Ora è legge, vietata del tutto la pesca del polpo in tutta la nazione - ecoblog.it
Il governo ha vietato la pesca del polpo a tempo indeterminato per proteggere la biodiversità del Mediterraneo. Una decisione che riapre il dibattito sulla pesca.
La Tunisia ha annunciato un divieto totale e permanente sulla pesca del polpo lungo tutto il proprio territorio marittimo. La decisione, senza precedenti nella regione, è stata resa nota dal Ministero dell’Agricoltura e della Pesca, che ha motivato il provvedimento con il rapido declino delle popolazioni di Octopus vulgaris, specie chiave nel Mediterraneo. La misura è entrata in vigore con effetto immediato, sospendendo la stagione in corso oltre un mese prima del termine inizialmente previsto.
Si tratta di un cambio netto rispetto alla gestione tradizionale, finora regolata da periodi di fermo stagionale concentrati nei mesi di riproduzione. Stavolta, invece, il fermo è illimitato. Il governo ha scelto di intervenire con forza, mettendo in secondo piano le conseguenze economiche nel breve periodo per tutelare una specie sempre più esposta al sovrasfruttamento. Nelle isole di Kerkennah e lungo le coste del Sahel tunisino, dove la pesca del polpo è parte dell’identità locale, la decisione ha sollevato reazioni contrastanti tra i pescatori. Molti temono di perdere la propria fonte principale di reddito, altri riconoscono l’urgenza di preservare una risorsa sull’orlo del collasso.

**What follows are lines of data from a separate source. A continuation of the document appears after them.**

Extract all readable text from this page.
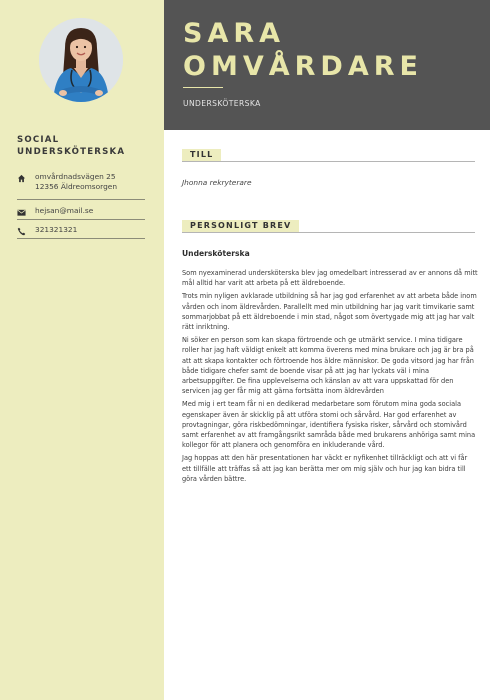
SOCIAL UNDERSKÖTERSKA
omvårdnadsvägen 25
12356 Äldreomsorgen
hejsan@mail.se
321321321
SARA OMVÅRDARE
UNDERSKÖTERSKA
TILL
Jhonna rekryterare
PERSONLIGT BREV
Undersköterska

Som nyexaminerad undersköterska blev jag omedelbart intresserad av er annons då mitt mål alltid har varit att arbeta på ett äldreboende.

Trots min nyligen avklarade utbildning så har jag god erfarenhet av att arbeta både inom vården och inom äldrevården. Parallellt med min utbildning har jag varit timvikarie samt sommarjobbat på ett äldreboende i min stad, något som övertygade mig att jag har valt rätt inriktning.

Ni söker en person som kan skapa förtroende och ge utmärkt service. I mina tidigare roller har jag haft väldigt enkelt att komma överens med mina brukare och jag är bra på att att skapa kontakter och förtroende hos äldre människor. De goda vitsord jag har från både tidigare chefer samt de boende visar på att jag har lyckats väl i mina arbetsuppgifter. De fina upplevelserna och känslan av att vara uppskattad för den servicen jag ger får mig att gärna fortsätta inom äldrevården

Med mig i ert team får ni en dedikerad medarbetare som förutom mina goda sociala egenskaper även är skicklig på att utföra stomi och sårvård. Har god erfarenhet av provtagningar, göra riskbedömningar, identifiera fysiska risker, sårvård och stomivård samt erfarenhet av att framgångsrikt samråda både med brukarens anhöriga samt mina kollegor för att planera och genomföra en inkluderande vård.

Jag hoppas att den här presentationen har väckt er nyfikenhet tillräckligt och att vi får ett tillfälle att träffas så att jag kan berätta mer om mig själv och hur jag kan bidra till göra vården bättre.
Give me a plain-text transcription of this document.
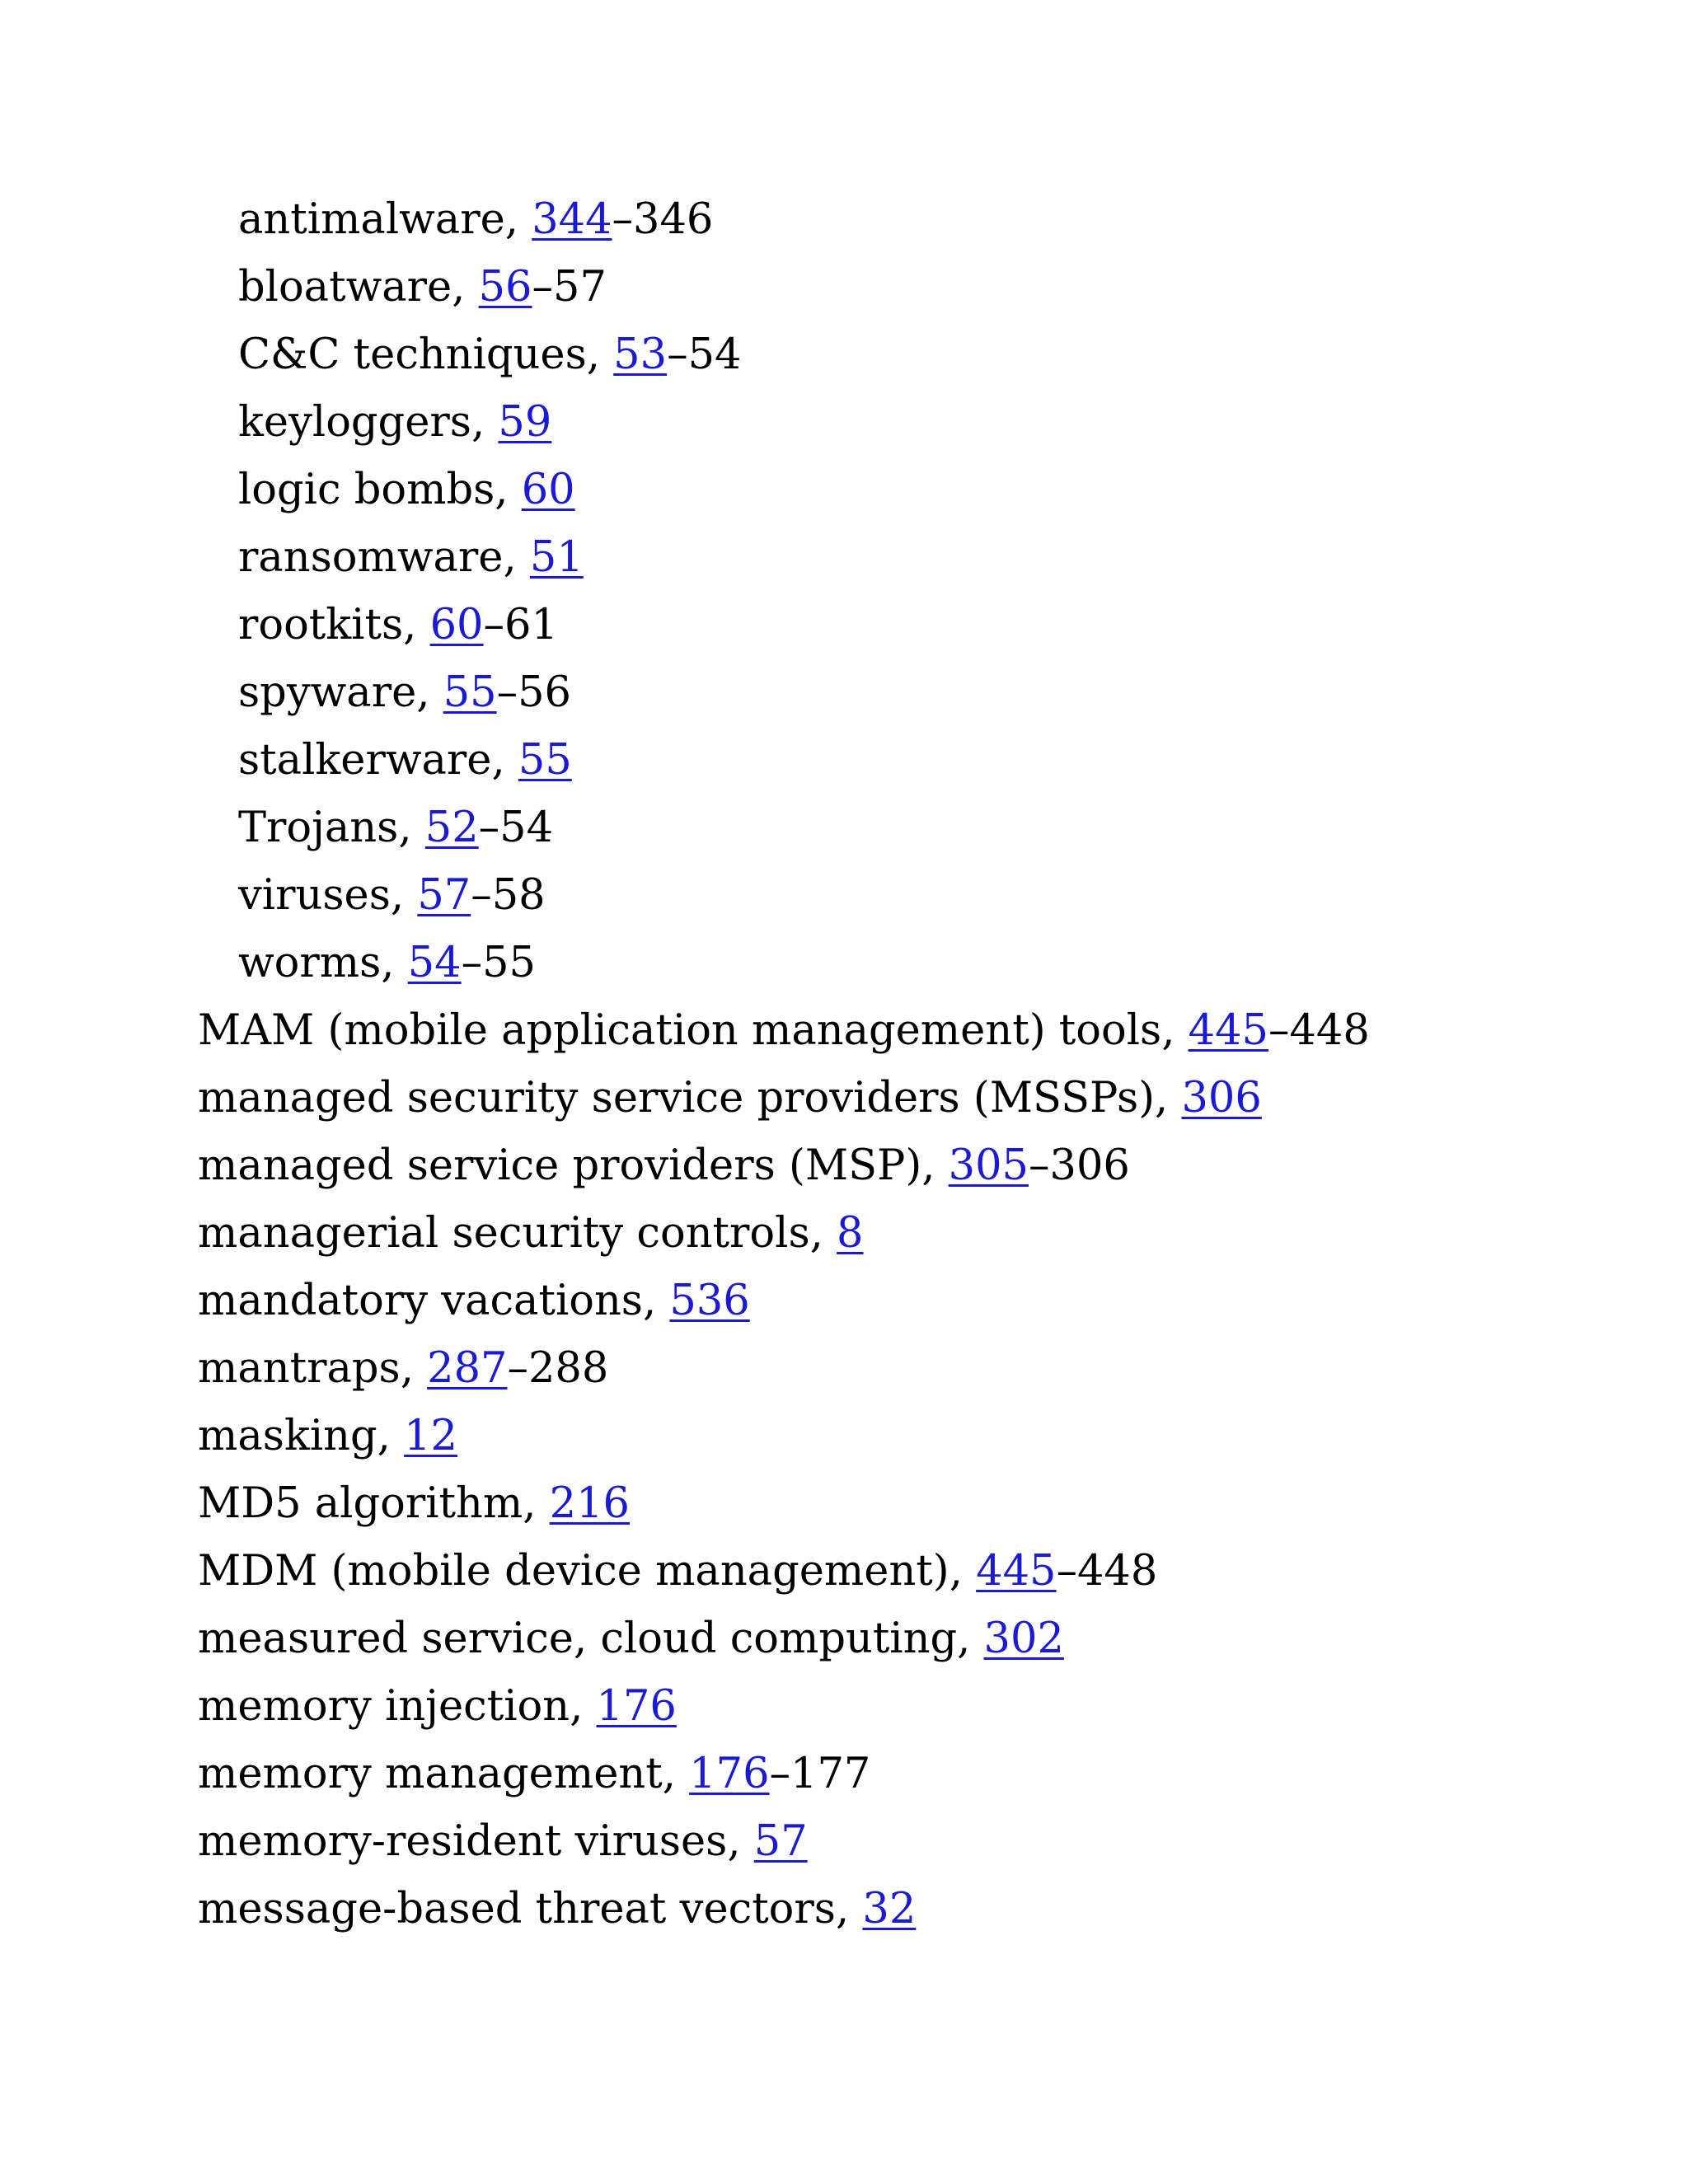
antimalware, 344–346
bloatware, 56–57
C&C techniques, 53–54
keyloggers, 59
logic bombs, 60
ransomware, 51
rootkits, 60–61
spyware, 55–56
stalkerware, 55
Trojans, 52–54
viruses, 57–58
worms, 54–55
MAM (mobile application management) tools, 445–448
managed security service providers (MSSPs), 306
managed service providers (MSP), 305–306
managerial security controls, 8
mandatory vacations, 536
mantraps, 287–288
masking, 12
MD5 algorithm, 216
MDM (mobile device management), 445–448
measured service, cloud computing, 302
memory injection, 176
memory management, 176–177
memory-resident viruses, 57
message-based threat vectors, 32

Un predatore essenziale per l’equilibrio marino
Il polpo non è solo una risorsa economica. È anche un regolatore naturale degli ecosistemi, grazie al suo ruolo di predatore. Controlla le popolazioni di crostacei, molluschi e piccoli pesci, contribuendo a mantenere l’equilibrio biologico delle aree costiere. La sua scomparsa comporterebbe effetti a catena difficilmente reversibili: si rischia un’esplosione di specie opportuniste e un impoverimento generale della biodiversità marina.

Ma il provvedimento tunisino tocca anche il cuore delle comunità locali. In molte aree, la pesca del polpo è praticata con metodi tradizionali e poco invasivi, tramandati da generazioni. Bloccare questa attività significa interrompere un rapporto culturale con il mare che dura da secoli. Allo stesso tempo, aumentano i segnali di sovrasfruttamento anche per altre specie, poiché i pescatori, privati del polpo, si orientano verso altri bersagli, aggravando il disequilibrio già in corso.
Il governo ha annunciato che saranno attivati strumenti di sostegno economico, ma i dettagli restano vaghi. Mancano, al momento, indicazioni concrete su possibili alternative sostenibili per chi vive di pesca artigianale. Senza misure di accompagnamento adeguate, la scelta rischia di trasformarsi in una crisi sociale, non solo ecologica.
Gli allevamenti intensivi e il rischio di modelli insostenibili
Mentre la Tunisia opta per la tutela integrale, altri paesi – in particolare Spagna e Grecia – stanno sviluppando impianti di acquacoltura per polpi. L’obiettivo è quello di colmare il vuoto lasciato dalla diminuzione delle catture in mare aperto. Ma questa strada solleva dubbi etici e ambientali sempre più pressanti. Il polpo è uno degli invertebrati più intelligenti conosciuti: cambia colore, usa strumenti, risolve problemi. Rinchiuderlo in vasche anguste, prive di stimoli, genera sofferenza e comportamenti anomali.
Inoltre, l’allevamento di polpi non è neutro dal punto di vista ecologico. Per produrre un chilo di polpo d’allevamento, servono fino a tre chili di pesce selvatico, aggravando lo sfruttamento delle riserve naturali. In pratica, si scarica la pressione su altre specie già minacciate, senza risolvere il problema alla radice. Il rischio è quello di sostituire una crisi con un’altra, spostando il danno senza ridurlo.
La mossa della Tunisia assume quindi un valore strategico: costringe il dibattito internazionale a confrontarsi con i limiti biologici degli oceani. Non è solo una questione di numeri o produzione, ma di etica e responsabilità intergenerazionale. Il polpo diventa il simbolo di un modello da superare, troppo orientato al profitto immediato, troppo distante dai ritmi naturali.
Ora tocca ad altri paesi del Mediterraneo decidere se seguire l’esempio tunisino. Il tempo per evitare il collasso di interi ecosistemi si sta esaurendo. E la scelta, ormai, non può più essere rinviata.